【Nolaノベル】絵の中の人々 1話
この度、Nolaノベルに小説を載せる事にいたしました!
『絵の中の人々』は元はPixivに載せていた作品なのですがNolaノベルに移動する事にしました。
内容を見直したので更に濃厚な内容になっていると思います。より一層、世界観を感じていただけたら幸いです。
そして、今までは屋号のシソイロハをペンネームとして使っていましたが、今回から遥々 岬(はるばる みさき)と名乗る事に致しました。
絵のサインにも度々使っていた名前です。どうぞ宜しくお願いいたします。
作品URL
https://story.nola-novel.com/episode/E-79624396-bed7-49b0-95e7-1dd85cb23873?utm_source=copy&utm_medium=none&utm_campaign=bookshare_both&utm_id=book_share
あらすじ
赤いナンテンの実を採って川に放り投げる。
小さな実が落ちる音は清澄な川の流れによって聞こえなかった。
家の脇を通るこの細流は足首までしか深さが無いが、随分と長い事で有名な川らしい。異国を通って流れくる川の旅路はどんなものだろう。俺が放り投げた赤い実は誰かの元に辿り着くのだろうか。川面はライトを当てたクラックビー玉のようにキラキラと輝き、その光が睫毛の根元にくっついているような気がして目を瞬かせて剥す。風を辿れば空には野ネズミでも探しているのかトンビが円を描く様に飛んでおり、鳥の羽ばたきを見ていると肌寒さを思い出して頬が突っ張った。
・ ・ ・
私たちは悲しんでいる人になんて言って寄り添う事が出来るのでしょうか。
そっとして置く事が良いのか、「がんばれ」と励ます事が良いのか。悲しみから目を背ける事で自衛する相手に「目を反らすな」と現実を知らしめる事が良いのでしょうか。
そのどれもが正しい筈なのに、どんな形の優しさや思いやりがその人に染み込んでいくのかが分からない。だから寄り添うというのは難しいのだと思います。
言葉選びを間違えれば相手を更に傷つけてしまうかもしれない。だから寄り添いたくても一線引いてしまう。悲しみは当事者だけではなく、まわりにも戸惑いと共に感染していくのかなと思います。
私たちは悲しみと共に生きて、そして悲しむ人に寄り添い続けます。
「辛かったらいつでも言ってね」「頼ってね」なんて伝えられたとしても、実際に「つらい」と言える人がどれ程いるのでしょうか。
私自身、辛い時にその言葉を零したとして「じゃあ(自分は)どうして欲しいんだよ」って、相手を困らせてしまうと思うのです。
しかし、勇気を出して悲しい出来事を伝えた時に泣いてくれた事や「大丈夫?」と何度も声を掛けてくれた事はいつまでも覚えています。
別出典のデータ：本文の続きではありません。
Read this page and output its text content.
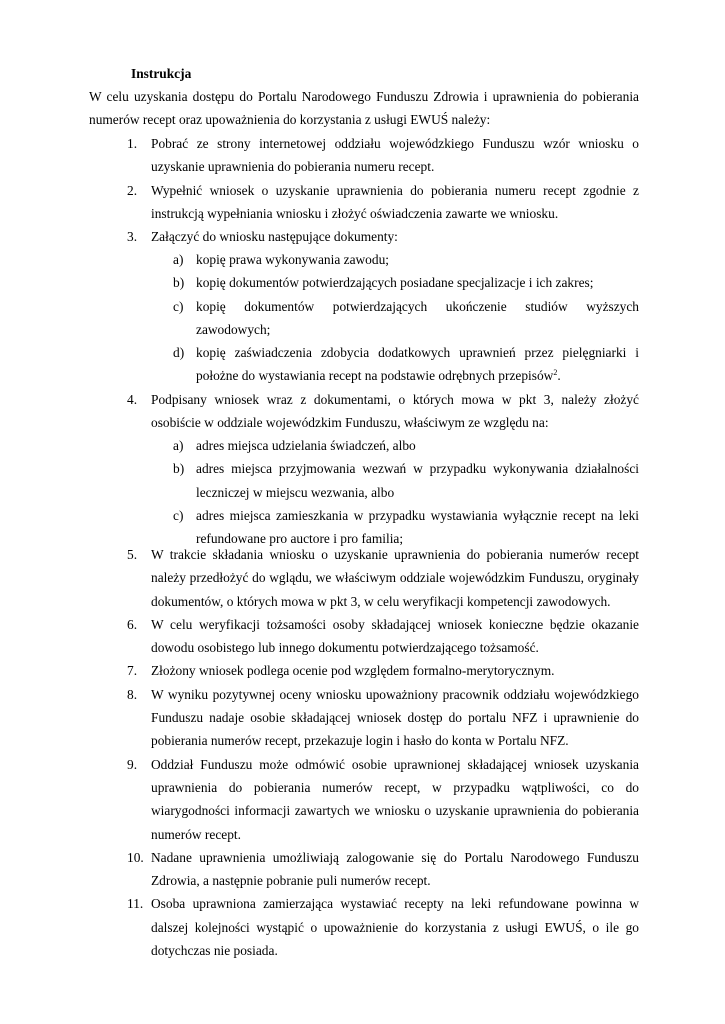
Instrukcja

W celu uzyskania dostępu do Portalu Narodowego Funduszu Zdrowia i uprawnienia do pobierania numerów recept oraz upoważnienia do korzystania z usługi EWUŚ należy:

1. Pobrać ze strony internetowej oddziału wojewódzkiego Funduszu wzór wniosku o uzyskanie uprawnienia do pobierania numeru recept.
2. Wypełnić wniosek o uzyskanie uprawnienia do pobierania numeru recept zgodnie z instrukcją wypełniania wniosku i złożyć oświadczenia zawarte we wniosku.
3. Załączyć do wniosku następujące dokumenty:
a) kopię prawa wykonywania zawodu;
b) kopię dokumentów potwierdzających posiadane specjalizacje i ich zakres;
c) kopię dokumentów potwierdzających ukończenie studiów wyższych zawodowych;
d) kopię zaświadczenia zdobycia dodatkowych uprawnień przez pielęgniarki i położne do wystawiania recept na podstawie odrębnych przepisów$^2$.
4. Podpisany wniosek wraz z dokumentami, o których mowa w pkt 3, należy złożyć osobiście w oddziale wojewódzkim Funduszu, właściwym ze względu na:
a) adres miejsca udzielania świadczeń, albo
b) adres miejsca przyjmowania wezwań w przypadku wykonywania działalności leczniczej w miejscu wezwania, albo
c) adres miejsca zamieszkania w przypadku wystawiania wyłącznie recept na leki refundowane pro auctore i pro familia;
5. W trakcie składania wniosku o uzyskanie uprawnienia do pobierania numerów recept należy przedłożyć do wglądu, we właściwym oddziale wojewódzkim Funduszu, oryginały dokumentów, o których mowa w pkt 3, w celu weryfikacji kompetencji zawodowych.
6. W celu weryfikacji tożsamości osoby składającej wniosek konieczne będzie okazanie dowodu osobistego lub innego dokumentu potwierdzającego tożsamość.
7. Złożony wniosek podlega ocenie pod względem formalno-merytorycznym.
8. W wyniku pozytywnej oceny wniosku upoważniony pracownik oddziału wojewódzkiego Funduszu nadaje osobie składającej wniosek dostęp do portalu NFZ i uprawnienie do pobierania numerów recept, przekazuje login i hasło do konta w Portalu NFZ.
9. Oddział Funduszu może odmówić osobie uprawnionej składającej wniosek uzyskania uprawnienia do pobierania numerów recept, w przypadku wątpliwości, co do wiarygodności informacji zawartych we wniosku o uzyskanie uprawnienia do pobierania numerów recept.
10. Nadane uprawnienia umożliwiają zalogowanie się do Portalu Narodowego Funduszu Zdrowia, a następnie pobranie puli numerów recept.
11. Osoba uprawniona zamierzająca wystawiać recepty na leki refundowane powinna w dalszej kolejności wystąpić o upoważnienie do korzystania z usługi EWUŚ, o ile go dotychczas nie posiada.
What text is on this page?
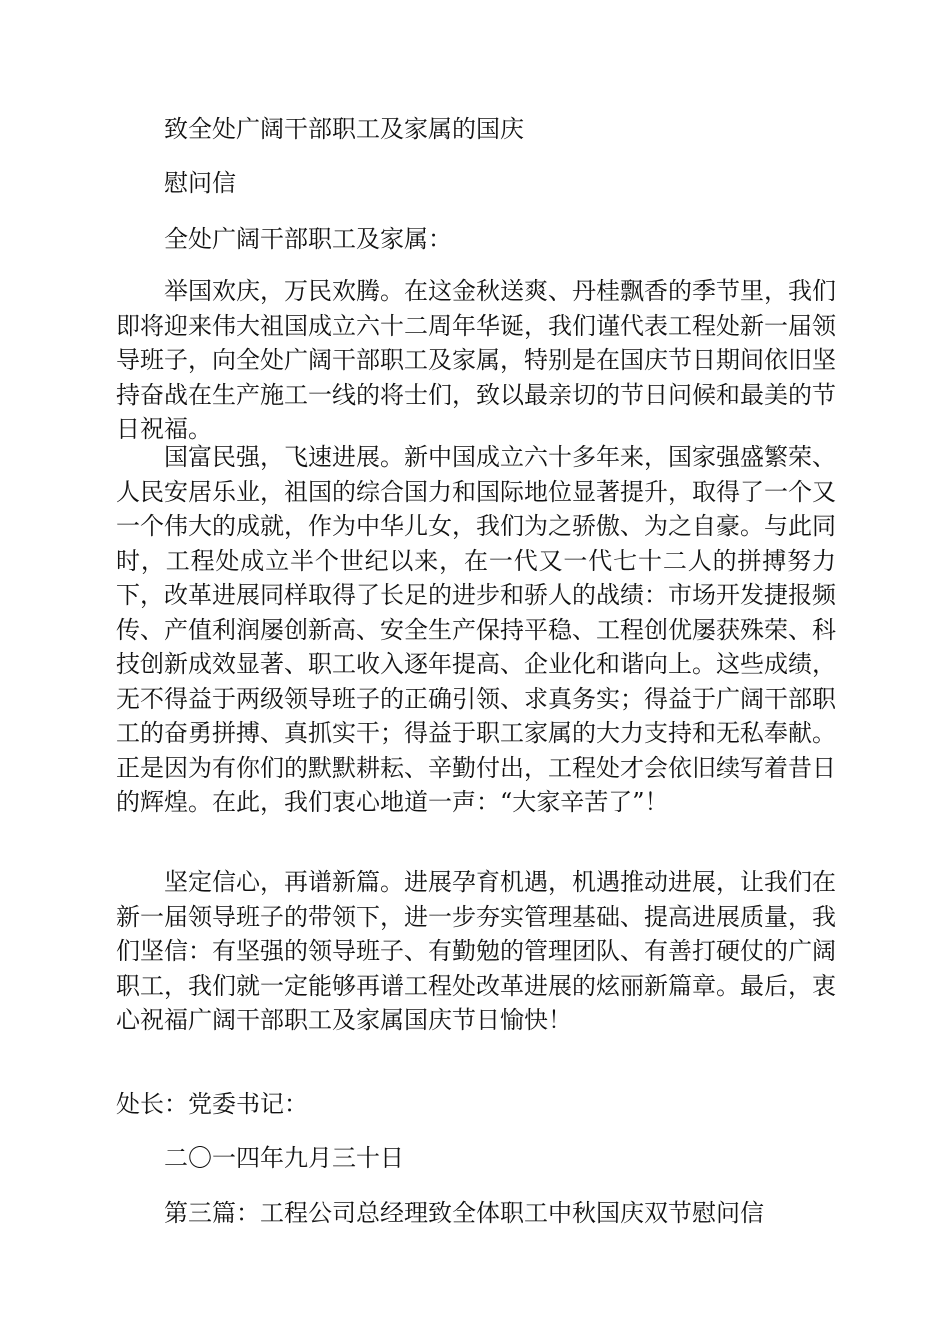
致全处广阔干部职工及家属的国庆
慰问信
全处广阔干部职工及家属：
举国欢庆，万民欢腾。在这金秋送爽、丹桂飘香的季节里，我们即将迎来伟大祖国成立六十二周年华诞，我们谨代表工程处新一届领导班子，向全处广阔干部职工及家属，特别是在国庆节日期间依旧坚持奋战在生产施工一线的将士们，致以最亲切的节日问候和最美的节日祝福。
国富民强，飞速进展。新中国成立六十多年来，国家强盛繁荣、人民安居乐业，祖国的综合国力和国际地位显著提升，取得了一个又一个伟大的成就，作为中华儿女，我们为之骄傲、为之自豪。与此同时，工程处成立半个世纪以来，在一代又一代七十二人的拼搏努力下，改革进展同样取得了长足的进步和骄人的战绩：市场开发捷报频传、产值利润屡创新高、安全生产保持平稳、工程创优屡获殊荣、科技创新成效显著、职工收入逐年提高、企业化和谐向上。这些成绩，无不得益于两级领导班子的正确引领、求真务实；得益于广阔干部职工的奋勇拼搏、真抓实干；得益于职工家属的大力支持和无私奉献。正是因为有你们的默默耕耘、辛勤付出，工程处才会依旧续写着昔日的辉煌。在此，我们衷心地道一声：“大家辛苦了”！
坚定信心，再谱新篇。进展孕育机遇，机遇推动进展，让我们在新一届领导班子的带领下，进一步夯实管理基础、提高进展质量，我们坚信：有坚强的领导班子、有勤勉的管理团队、有善打硬仗的广阔职工，我们就一定能够再谱工程处改革进展的炫丽新篇章。最后，衷心祝福广阔干部职工及家属国庆节日愉快！
处长：党委书记：
二〇一四年九月三十日
第三篇：工程公司总经理致全体职工中秋国庆双节慰问信
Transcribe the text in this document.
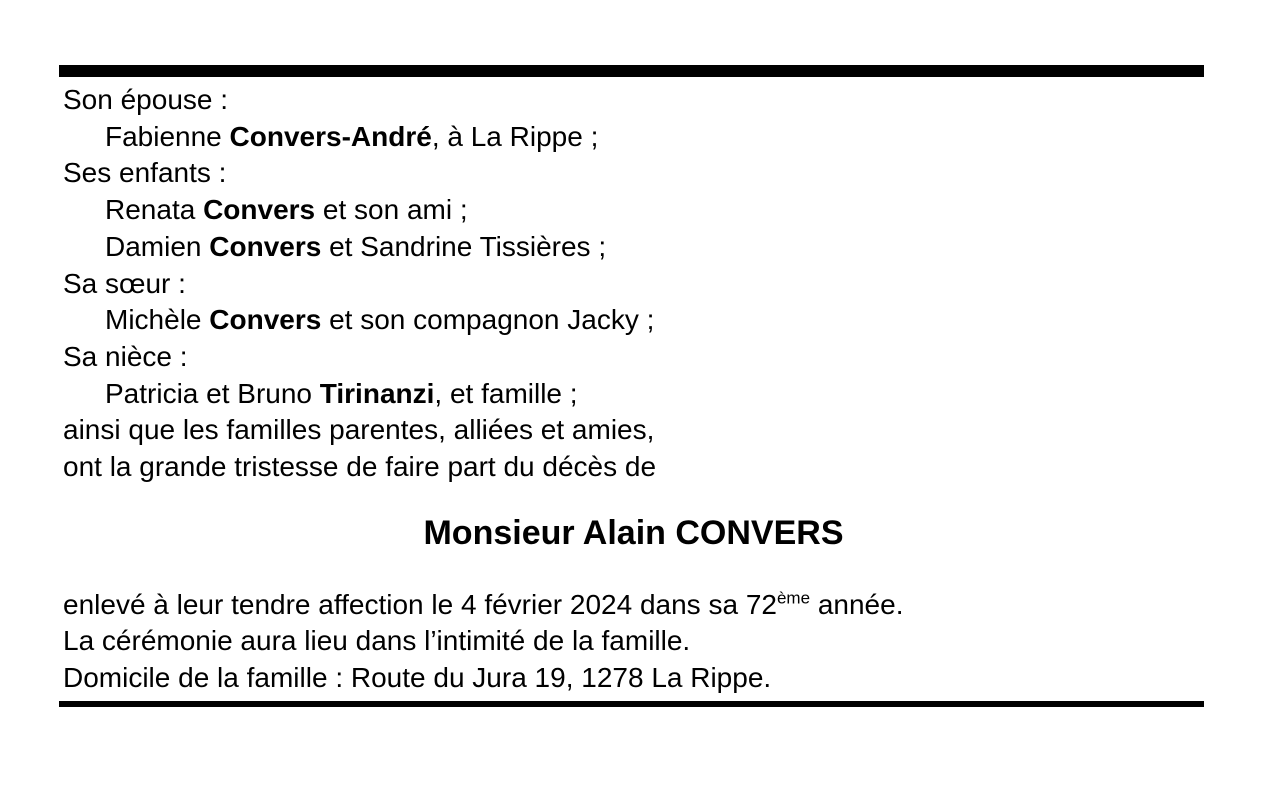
Son épouse :
Fabienne Convers-André, à La Rippe ;
Ses enfants :
Renata Convers et son ami ;
Damien Convers et Sandrine Tissières ;
Sa sœur :
Michèle Convers et son compagnon Jacky ;
Sa nièce :
Patricia et Bruno Tirinanzi, et famille ;
ainsi que les familles parentes, alliées et amies,
ont la grande tristesse de faire part du décès de
Monsieur Alain CONVERS
enlevé à leur tendre affection le 4 février 2024 dans sa 72ème année.
La cérémonie aura lieu dans l’intimité de la famille.
Domicile de la famille : Route du Jura 19, 1278 La Rippe.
悲しい時、指先が凍えるように心は寒い。余裕がない人は「当事者にしか悲しさなんて分からないでしょ」って思うかもしれません。でも、泣いてくれた人は話してくれた人の気持ちを想って涙したのだと思うのです。それに気づけた時、思い出す度に胸が温かくなります。これが「貴方(の言葉)に救われた」というものなのかな、と。
この連載小説は、寄り添いたくても上手に出来ず、「つらい」と零したくても頼れなかった人々の気持ちを主人公の”筆”と共に掬う旅のお話です。
私が作る世界のお話ですから都合が良い事があると思いますが、少しでも胸に抱える重たいものを下ろせる言葉と出会っていただけたら幸いに存じます。